This morning I read an excellent must-read article written by W. Dorsey Hammond.
I don’t agree with him taking a few unnecessary punches at phonics but overall it is a must-read article.
The article says:
“The average child normally endowed and normally taught learns to read only with considerable difficulty.”
This statement is made by the white man who does not know how to read in any other language. A child taught to read in Malay will have no problem reading any word in less than 3 months of teaching.
My book, ‘Teach your child to Read’, can get any kid, with no acuity problem, to read in less than 4 months. The book is made up of 30 lessons with only about 5 to 8 sentences per lesson.
The noted neuroscientist Stanislas Dehaene (2018) argues that there is no place or mechanism in the brain to accommodate the learning to read process, seemingly adding credence to the reading-is-unnatural assumption. Dehaene and other researchers point out that oral language has been around for 50,000 years, whereas written systems developed much later—a recent 5,000 years ago—and that many languages in the world, even today, have no written system.
Does Dehaene know how a kid learns to read? Of course not! Read my blog post. LINK
However, the argument is frankly not entirely persuasive. Simply because a behavior emerges later in human development does not necessarily make it more “unnatural” nor more difficult or daunting to learn.
Yet in today’s culture, numerous articles, podcasts, and blogs regularly lament how difficult and daunting it is for children to learn to read because it is an unnatural process. One might be led to believe that this notion is settled science. It is not.
Yes, let me quote what our so-called 'education guru' Pamela Snow said, ‘Reading (and its corollary, writing) is a human contrivance that has existed for only approximately 6,000 years (Snow, 2016). This recency of reading as a human skill is important, because 6,000 years is a mere blink in evolutionary terms, and the human brain has not developed specialized neural pathways to support a skill that is widely agreed to be essential to successful living in first-world developed economies and to the social and economic trajectories of developing nations.’
What a stupid statement to make! What
an insult to the human mind! This woman blocked me because she could not answer questions I asked.
Our brains have an innate ability to learn to read. Read my post found here.
There is yet another issue that requires our attention. If learning to read appears to be complex and a daunting task, the question is, for whom? Though cognitive researchers may see reading as a complex process, young children usually do not. They see reading as mysterious when done by others, such as parents and older siblings. However, they see it as doable and they want to do it for themselves. Of course, they may begin to think of it as difficult and complex if they are told that it is, so to suggest to the young child that reading is really hard serves no useful purpose. They may also begin to think of reading as difficult if they are not successful with the instruction they receive or are made to feel they are not doing well. But their initial response to reading is ordinarily eager, open, and confident.
As I have said numerous times, kids who find reading difficult are instructional casualties (A word coined by Dr.Reid Lyon). They are kids who have been confused by wrong instructions by TV programmes and by teachers.
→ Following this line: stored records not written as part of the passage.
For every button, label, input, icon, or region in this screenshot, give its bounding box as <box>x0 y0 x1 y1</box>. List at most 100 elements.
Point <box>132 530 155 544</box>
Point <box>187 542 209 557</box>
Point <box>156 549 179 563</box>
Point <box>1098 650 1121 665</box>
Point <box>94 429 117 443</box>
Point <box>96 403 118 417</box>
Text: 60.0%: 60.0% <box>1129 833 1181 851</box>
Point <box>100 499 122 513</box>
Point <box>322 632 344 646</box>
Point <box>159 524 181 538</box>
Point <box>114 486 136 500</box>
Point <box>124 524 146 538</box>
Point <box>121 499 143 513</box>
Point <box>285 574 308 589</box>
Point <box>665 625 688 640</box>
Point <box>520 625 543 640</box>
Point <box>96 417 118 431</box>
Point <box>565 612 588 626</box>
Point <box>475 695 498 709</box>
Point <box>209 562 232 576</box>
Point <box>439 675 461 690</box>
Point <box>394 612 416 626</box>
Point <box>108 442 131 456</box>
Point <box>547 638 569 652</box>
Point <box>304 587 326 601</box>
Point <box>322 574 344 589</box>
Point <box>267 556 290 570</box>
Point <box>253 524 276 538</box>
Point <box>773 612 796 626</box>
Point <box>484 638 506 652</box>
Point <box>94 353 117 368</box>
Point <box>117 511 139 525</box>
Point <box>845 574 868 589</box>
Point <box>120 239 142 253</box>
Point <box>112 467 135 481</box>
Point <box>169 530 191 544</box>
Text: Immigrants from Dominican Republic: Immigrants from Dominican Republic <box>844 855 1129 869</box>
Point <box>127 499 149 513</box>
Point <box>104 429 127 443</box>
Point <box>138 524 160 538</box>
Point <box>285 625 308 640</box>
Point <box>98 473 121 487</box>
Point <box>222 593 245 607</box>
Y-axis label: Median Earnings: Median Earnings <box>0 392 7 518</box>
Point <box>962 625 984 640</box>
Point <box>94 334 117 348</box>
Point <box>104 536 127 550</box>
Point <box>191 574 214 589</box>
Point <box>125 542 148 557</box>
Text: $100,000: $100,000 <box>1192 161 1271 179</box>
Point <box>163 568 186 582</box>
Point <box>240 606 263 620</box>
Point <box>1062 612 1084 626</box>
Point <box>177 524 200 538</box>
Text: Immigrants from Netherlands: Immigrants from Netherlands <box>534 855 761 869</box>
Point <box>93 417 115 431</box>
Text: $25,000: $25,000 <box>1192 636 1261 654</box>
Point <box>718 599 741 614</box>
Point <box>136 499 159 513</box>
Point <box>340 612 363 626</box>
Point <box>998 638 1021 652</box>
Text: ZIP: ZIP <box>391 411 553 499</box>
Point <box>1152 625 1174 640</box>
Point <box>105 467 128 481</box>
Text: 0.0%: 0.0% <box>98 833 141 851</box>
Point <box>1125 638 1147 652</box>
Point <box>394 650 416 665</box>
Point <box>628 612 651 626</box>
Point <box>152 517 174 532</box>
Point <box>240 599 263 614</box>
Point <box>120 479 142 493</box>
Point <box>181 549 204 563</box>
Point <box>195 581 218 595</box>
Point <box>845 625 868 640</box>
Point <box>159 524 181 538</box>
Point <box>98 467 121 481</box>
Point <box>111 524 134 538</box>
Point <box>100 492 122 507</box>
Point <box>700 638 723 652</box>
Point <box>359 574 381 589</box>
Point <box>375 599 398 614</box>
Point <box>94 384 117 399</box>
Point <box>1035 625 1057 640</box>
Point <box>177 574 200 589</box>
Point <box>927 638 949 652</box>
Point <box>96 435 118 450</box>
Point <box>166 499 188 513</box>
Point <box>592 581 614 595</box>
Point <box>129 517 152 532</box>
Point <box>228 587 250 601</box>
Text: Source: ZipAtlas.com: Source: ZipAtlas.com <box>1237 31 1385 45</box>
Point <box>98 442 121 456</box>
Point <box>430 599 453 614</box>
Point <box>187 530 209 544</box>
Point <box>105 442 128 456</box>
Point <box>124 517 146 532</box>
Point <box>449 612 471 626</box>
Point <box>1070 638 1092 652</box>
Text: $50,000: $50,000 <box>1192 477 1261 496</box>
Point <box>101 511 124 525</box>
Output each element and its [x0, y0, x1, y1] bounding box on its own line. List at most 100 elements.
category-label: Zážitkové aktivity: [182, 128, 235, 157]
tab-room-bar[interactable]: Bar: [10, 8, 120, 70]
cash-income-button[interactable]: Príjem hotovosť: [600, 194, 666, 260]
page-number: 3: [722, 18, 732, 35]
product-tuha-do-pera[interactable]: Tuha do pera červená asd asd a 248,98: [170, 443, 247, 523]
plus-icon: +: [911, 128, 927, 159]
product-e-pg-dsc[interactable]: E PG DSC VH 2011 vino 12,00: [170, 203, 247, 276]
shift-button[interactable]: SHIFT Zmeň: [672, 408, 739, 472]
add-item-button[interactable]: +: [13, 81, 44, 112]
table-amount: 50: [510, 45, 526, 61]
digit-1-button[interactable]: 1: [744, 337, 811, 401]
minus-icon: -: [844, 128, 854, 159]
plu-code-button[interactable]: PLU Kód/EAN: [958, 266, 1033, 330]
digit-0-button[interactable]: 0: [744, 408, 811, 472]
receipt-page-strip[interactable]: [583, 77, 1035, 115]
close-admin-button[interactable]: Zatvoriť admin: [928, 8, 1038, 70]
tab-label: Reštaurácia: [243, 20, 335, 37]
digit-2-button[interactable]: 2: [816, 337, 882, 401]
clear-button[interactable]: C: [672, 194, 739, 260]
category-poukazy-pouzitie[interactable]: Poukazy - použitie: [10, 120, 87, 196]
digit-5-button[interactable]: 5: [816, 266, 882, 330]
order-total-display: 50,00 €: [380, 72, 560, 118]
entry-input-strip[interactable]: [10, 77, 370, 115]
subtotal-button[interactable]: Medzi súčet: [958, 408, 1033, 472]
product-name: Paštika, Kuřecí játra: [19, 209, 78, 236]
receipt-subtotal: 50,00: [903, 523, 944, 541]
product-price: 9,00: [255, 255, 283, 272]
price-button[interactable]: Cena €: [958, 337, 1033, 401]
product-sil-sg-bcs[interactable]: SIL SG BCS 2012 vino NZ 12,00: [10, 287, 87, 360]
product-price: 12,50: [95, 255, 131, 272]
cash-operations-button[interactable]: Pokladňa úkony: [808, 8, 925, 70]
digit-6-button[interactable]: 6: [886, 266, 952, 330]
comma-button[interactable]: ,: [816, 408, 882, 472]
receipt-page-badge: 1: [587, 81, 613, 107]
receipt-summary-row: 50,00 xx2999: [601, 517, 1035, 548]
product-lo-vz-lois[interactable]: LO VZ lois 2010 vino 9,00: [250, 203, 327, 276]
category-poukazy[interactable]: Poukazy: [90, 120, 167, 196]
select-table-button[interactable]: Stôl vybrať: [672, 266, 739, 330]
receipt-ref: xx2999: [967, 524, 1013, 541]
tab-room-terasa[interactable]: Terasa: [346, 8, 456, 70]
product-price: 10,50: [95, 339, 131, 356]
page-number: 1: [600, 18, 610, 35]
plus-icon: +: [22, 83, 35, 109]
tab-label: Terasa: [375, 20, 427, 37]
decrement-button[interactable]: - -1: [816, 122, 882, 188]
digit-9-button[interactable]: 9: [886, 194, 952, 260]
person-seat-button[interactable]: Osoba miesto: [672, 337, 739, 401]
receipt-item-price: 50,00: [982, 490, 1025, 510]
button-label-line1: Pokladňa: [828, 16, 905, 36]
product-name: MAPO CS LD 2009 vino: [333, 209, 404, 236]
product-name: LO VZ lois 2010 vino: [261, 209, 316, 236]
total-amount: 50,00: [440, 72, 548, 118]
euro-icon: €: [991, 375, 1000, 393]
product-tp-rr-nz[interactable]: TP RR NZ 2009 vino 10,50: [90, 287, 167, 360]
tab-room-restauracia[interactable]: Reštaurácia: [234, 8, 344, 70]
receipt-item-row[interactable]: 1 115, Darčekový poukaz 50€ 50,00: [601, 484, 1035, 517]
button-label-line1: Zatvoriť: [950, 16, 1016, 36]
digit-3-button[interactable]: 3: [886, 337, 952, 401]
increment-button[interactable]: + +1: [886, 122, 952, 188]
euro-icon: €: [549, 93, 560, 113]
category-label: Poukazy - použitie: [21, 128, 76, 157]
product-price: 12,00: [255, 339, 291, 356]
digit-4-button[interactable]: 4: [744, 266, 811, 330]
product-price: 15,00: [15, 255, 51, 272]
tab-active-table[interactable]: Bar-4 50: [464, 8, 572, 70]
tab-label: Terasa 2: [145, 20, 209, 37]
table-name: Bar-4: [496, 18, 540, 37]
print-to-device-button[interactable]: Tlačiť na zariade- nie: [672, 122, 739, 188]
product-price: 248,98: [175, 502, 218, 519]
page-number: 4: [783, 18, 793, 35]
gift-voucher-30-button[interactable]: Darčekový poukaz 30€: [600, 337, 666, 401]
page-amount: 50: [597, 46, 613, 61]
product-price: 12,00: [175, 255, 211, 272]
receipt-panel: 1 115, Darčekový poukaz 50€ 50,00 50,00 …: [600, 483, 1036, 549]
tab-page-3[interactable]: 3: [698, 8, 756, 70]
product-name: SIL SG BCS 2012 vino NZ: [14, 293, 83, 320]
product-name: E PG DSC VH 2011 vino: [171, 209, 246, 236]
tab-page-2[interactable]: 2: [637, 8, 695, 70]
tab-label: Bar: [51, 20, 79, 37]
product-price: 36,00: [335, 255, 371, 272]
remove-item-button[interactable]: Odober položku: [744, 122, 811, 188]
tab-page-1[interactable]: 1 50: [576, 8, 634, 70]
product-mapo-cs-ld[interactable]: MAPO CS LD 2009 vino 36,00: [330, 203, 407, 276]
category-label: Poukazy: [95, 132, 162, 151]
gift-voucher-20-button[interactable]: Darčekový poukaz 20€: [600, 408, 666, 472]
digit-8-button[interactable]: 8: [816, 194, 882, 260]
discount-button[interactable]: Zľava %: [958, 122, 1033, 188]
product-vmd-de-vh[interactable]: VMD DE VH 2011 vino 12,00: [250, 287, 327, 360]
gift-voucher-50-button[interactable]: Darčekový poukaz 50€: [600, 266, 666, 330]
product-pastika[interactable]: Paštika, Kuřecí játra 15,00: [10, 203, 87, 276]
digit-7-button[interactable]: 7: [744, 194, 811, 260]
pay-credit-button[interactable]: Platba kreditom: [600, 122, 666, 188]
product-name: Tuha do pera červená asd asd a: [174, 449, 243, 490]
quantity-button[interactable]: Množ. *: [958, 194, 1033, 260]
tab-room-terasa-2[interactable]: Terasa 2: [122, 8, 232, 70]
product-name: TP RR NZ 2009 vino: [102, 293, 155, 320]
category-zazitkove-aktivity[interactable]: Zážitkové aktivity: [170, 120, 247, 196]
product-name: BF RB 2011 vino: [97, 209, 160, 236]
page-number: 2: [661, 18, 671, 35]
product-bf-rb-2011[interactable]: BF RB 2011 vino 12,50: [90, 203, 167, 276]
Children’s pattern-seeking brains are critical to their ability to learn language. Because of their capacity for detecting patterns, children are able to develop generalizations and infer the rules of how oral language works. It is the human brain’s capacity to detect and create patterns that make thinking and language learning possible. (See Mattson, 2014.) The same is true when they learn to read. Their development of oral language has primed them to infer the rules of print language by detecting patterns in the words, sentences and paragraphs they see on the page.
Yes, this is what I discovered by teaching my students. Children learn using patterns they have accumulated in their brains. I use these patterns to teach my students and have explained them in my book.
Rather than viewing learning to read inflexibly as either natural or unnatural—as if it must be one or the other—a more fruitful approach is to ask whether learning to read can be made a more natural learning process so that young learners will learn more easily.
Yes, if at all you want to teach phonics then teach the sounds represented by letters correctly. Do not teach the letters with extraneous sounds thus confusing them. This has been my mantra for more than a decade.
We return to our original question: Is learning to read an unnatural act? It is perhaps not as natural as learning to talk, although it appears to be just that for some children. And sometimes teaching a child to read can be challenging. However, learning to read is not as unnatural as many contend…
Why does it appear to be natural for some children? It is probably because they have not been exposed to the wrong sounds represented by letters by TV programmes such as Baby TV and by play schools and kindergarten teachers who taught sounds represented by letters wrongly. It is probably because they were taught by their parents before they went to school.